Après la théorie, place à la pratique, puisque durant leur second mois à Prague, les étudiants se sont attelés à la réalisation de documentaires et de fictions. Certains se sont nourris de leurs expériences personnelles en Tchéquie, comme des rencontres avec des skateurs pragois par exemple, quand d’autres ont fait le choix de s’attaquer à des thèmes d’actualité poignants comme l’immigration ukrainienne à Prague suite au conflit avec le Russie. Eloi évoque cependant le rôle clé qu’a joué l’immersion en Tchéquie dans le processus de création de tous les projets filmiques :
« Ce que j’ai remarqué, c’est que le mandat de beaucoup d’étudiants est de faire un film qui reflète un peu la culture tchèque. Plusieurs personnes arrivaient avec un projet pensé, mais ils trouvaient quand même un moyen de s’adapter un peu à leur environnement. Pour beaucoup d’étudiants et beaucoup d’équipes, l’idée du documentaire ou de la fiction venait en se promenant à l’intérieur de la ville. »

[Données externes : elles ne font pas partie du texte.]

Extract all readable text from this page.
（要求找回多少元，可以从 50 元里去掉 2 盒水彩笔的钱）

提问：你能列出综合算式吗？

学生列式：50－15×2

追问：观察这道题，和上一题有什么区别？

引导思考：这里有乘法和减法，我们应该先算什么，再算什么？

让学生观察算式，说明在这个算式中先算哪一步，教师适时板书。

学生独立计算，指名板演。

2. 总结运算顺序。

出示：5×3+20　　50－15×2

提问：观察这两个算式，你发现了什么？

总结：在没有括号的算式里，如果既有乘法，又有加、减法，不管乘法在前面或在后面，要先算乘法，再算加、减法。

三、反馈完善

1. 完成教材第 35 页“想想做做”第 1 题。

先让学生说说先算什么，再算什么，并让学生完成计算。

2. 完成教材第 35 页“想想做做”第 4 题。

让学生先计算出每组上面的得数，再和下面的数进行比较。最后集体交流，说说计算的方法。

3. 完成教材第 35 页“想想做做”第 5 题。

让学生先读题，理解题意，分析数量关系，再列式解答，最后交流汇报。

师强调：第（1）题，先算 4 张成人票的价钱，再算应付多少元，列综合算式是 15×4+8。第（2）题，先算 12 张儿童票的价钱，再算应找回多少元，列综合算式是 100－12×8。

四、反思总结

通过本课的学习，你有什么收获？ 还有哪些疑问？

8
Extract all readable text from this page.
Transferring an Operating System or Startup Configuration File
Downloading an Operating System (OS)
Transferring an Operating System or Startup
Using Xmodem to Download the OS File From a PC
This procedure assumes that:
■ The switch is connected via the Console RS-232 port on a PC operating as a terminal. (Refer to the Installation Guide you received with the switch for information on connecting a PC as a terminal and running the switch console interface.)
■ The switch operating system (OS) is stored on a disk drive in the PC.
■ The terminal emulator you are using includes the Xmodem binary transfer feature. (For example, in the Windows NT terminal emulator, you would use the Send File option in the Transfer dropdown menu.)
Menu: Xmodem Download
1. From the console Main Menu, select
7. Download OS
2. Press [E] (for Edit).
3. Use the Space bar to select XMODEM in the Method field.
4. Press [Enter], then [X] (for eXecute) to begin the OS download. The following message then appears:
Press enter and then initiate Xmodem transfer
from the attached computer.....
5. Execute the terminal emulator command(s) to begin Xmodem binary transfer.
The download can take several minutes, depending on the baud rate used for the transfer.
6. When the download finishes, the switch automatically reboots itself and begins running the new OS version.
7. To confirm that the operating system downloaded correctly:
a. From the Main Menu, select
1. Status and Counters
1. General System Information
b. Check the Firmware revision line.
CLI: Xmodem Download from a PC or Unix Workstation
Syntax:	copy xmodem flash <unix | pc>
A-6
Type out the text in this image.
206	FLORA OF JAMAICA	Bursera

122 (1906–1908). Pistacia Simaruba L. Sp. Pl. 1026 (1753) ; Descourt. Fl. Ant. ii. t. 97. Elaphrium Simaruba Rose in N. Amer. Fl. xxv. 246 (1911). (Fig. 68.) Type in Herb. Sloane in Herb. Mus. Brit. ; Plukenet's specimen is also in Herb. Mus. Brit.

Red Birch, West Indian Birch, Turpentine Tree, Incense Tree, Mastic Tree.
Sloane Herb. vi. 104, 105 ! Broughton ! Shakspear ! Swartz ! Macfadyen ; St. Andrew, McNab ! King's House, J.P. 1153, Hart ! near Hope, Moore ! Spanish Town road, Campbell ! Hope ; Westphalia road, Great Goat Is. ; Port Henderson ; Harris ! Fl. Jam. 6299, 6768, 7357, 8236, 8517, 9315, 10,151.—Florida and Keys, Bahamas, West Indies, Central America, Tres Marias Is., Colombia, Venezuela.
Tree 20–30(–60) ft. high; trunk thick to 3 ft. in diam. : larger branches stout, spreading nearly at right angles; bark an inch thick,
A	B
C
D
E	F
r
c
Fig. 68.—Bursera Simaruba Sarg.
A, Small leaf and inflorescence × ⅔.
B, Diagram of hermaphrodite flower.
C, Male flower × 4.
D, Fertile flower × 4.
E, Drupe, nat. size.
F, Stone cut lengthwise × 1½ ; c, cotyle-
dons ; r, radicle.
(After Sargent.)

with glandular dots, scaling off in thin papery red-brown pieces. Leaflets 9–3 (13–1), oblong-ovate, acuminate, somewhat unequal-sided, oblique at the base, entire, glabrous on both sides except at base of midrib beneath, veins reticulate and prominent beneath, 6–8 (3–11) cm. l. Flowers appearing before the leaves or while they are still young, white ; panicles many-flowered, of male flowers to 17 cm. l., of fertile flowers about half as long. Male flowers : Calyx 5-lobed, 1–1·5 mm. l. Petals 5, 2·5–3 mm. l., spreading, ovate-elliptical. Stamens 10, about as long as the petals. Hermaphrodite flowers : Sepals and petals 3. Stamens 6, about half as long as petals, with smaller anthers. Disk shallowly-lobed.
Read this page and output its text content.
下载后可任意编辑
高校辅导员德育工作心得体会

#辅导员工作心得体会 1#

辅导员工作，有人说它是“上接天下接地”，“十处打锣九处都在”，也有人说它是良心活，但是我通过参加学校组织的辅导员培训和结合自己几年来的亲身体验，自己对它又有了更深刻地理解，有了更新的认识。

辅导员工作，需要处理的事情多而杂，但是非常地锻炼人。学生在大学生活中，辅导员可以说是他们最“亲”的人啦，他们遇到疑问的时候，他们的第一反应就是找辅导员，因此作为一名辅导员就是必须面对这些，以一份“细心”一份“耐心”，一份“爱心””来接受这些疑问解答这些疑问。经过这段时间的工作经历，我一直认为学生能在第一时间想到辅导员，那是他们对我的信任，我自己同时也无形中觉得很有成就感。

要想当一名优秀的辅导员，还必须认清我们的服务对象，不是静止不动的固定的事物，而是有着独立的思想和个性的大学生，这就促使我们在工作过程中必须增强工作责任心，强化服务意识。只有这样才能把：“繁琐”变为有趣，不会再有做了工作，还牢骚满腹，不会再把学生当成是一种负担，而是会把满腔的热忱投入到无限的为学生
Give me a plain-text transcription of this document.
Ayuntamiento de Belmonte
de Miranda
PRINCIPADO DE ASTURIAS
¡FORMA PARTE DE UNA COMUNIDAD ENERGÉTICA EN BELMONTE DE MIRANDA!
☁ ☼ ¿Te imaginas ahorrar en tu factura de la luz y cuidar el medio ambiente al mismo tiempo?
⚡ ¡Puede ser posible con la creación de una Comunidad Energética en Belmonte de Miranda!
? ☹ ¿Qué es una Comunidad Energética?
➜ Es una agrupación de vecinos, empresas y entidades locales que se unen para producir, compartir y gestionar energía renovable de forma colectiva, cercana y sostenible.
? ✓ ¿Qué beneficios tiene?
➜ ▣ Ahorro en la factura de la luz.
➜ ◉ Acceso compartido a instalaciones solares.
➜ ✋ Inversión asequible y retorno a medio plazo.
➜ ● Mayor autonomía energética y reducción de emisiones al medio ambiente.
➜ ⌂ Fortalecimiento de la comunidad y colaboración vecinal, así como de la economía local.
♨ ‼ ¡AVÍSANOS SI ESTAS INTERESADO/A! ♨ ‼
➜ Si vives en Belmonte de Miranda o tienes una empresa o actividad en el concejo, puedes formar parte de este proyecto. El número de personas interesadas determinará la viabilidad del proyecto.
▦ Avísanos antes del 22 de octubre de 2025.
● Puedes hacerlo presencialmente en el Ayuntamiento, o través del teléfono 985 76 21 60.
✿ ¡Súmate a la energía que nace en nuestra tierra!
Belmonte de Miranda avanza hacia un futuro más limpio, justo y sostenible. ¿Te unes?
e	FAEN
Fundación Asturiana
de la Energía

Cette immersion est renforcée par une obligation relative à la langue utilisée dans ces court-métrages. Denis Chouinard, directeur de cette école d’été, nous en dit plus à ce propos :
« Il faut savoir que les films qu’ils tournent sont tournés en tchèque. Ils seront sous-titrés. Ceux qui vont faire de la fiction vont diriger des acteurs tchèques qui vont jouer en tchèque. Ils vont devoir apprécier l’interprétation uniquement à travers le langage non verbal parce qu’ils ne comprendront pas ce que les acteurs vont dire. C’est intéressant de faire abstraction du texte et de croire uniquement ce que la sonorité, la musicalité de la langue et le corps va dégager pour qualifier si une interprétation est bonne ou si elle peut être améliorée. »
Malgré les difficultés initiales, les étudiants ont su faire de la différence linguistique et culturelle un atout pour leur création. Ils s’étonnent même aujourd’hui de tout ce qui les rapproche des Tchèques, et se montrent reconnaissant pour leur aide et leur accueil, comme le confie Vega, une autre étudiante prenant part au projet :
« La générosité des personnes ici m’a marquée. En étant à la production, tu es la première personne en contact avec les acteurs, les intervenants, les propriétaires d’un lieu que tu aimerais filmer. Il y a du monde que nous ne connaissons pas, nous arrivons, nous sommes des étudiants d’ailleurs mais les personnes étaient vraiment généreuses de leur temps. »
Le sourire aux lèvres, les jeunes québécois apparaissent aujourd’hui très enthousiastes et enjoués à l’idée de concrétiser leurs projets, mais regrettent que la fin de cette si belle expérience soit déjà proche. Leur professeur, quant à lui, se dit très satisfait de cette nouvelle édition et affirme qu’il réitéra l’aventure l’année prochaine. Clap de fin le 30 juillet prochain avec la projection de tous les films dans la mythique salle du Kino Ponrepo à Prague.